Students in the graduating class of June, 1981, are the first that are required to meet district proficiency standards to receive a high school diploma under the California law. About half of California's school districts report that 70 percent or more of last year's high school sophomores have passed the district tests.
The California law grants broad discretion to local school districts in determining their basic skills assessment and instructional procedures. It specifically precludes the State Board and State Dept. of Ed. from promulgating a statewide proficiency test or conducting monitoring or compliance reiews of local procedures. The role of the Education Dept. has been limited to provision of technical assistance and training to assist districts in meeting the requirements of the law.
About 78 percent of 155 school districts surveyed have developed their own tests, rather than purchasing commercially developed tests. This approach is felt to engender understanding and ownership of the tests among teachers.
Administrators in 42 percent of the secondary and unified districts surveyed reported that the Proficiency Law is having a "significant" effect on curriculum and instruction. Another 56 percent of these districts reported at least a "marginal" effect.
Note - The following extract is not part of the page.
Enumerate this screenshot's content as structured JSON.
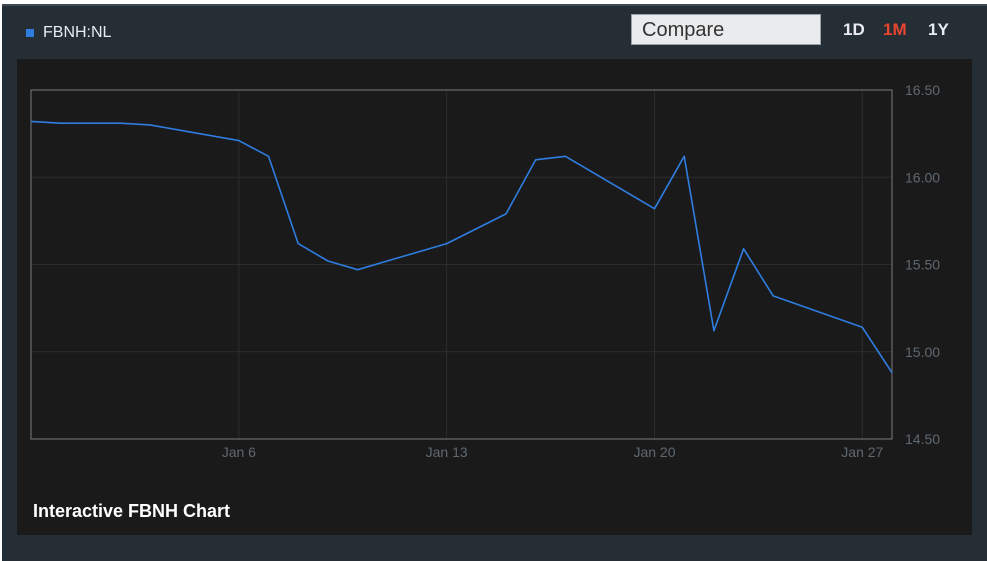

In addition, more than 90 percent reported that more time was now being devoted to basic skills instruction than in the past. Districts are making serious efforts to link proficiency objectives to local programs.
The Dept. of Education's Office of Program Evaluation and Research has found that although the law allows districts to develop or select their own proficiency tests, districts seem to have taken a relatively consistent view of minimum basic skills. Very few districts chose to assess skills that were unusally simple or complex.
One possible problem developing with the competency program is the large number of parents of high school students failing to appear for conferences the schools are required to hold if students fail the proficiency tests. Twenty-five percent of the districts sampled by the study reported that less than half of the parents of failing students have come.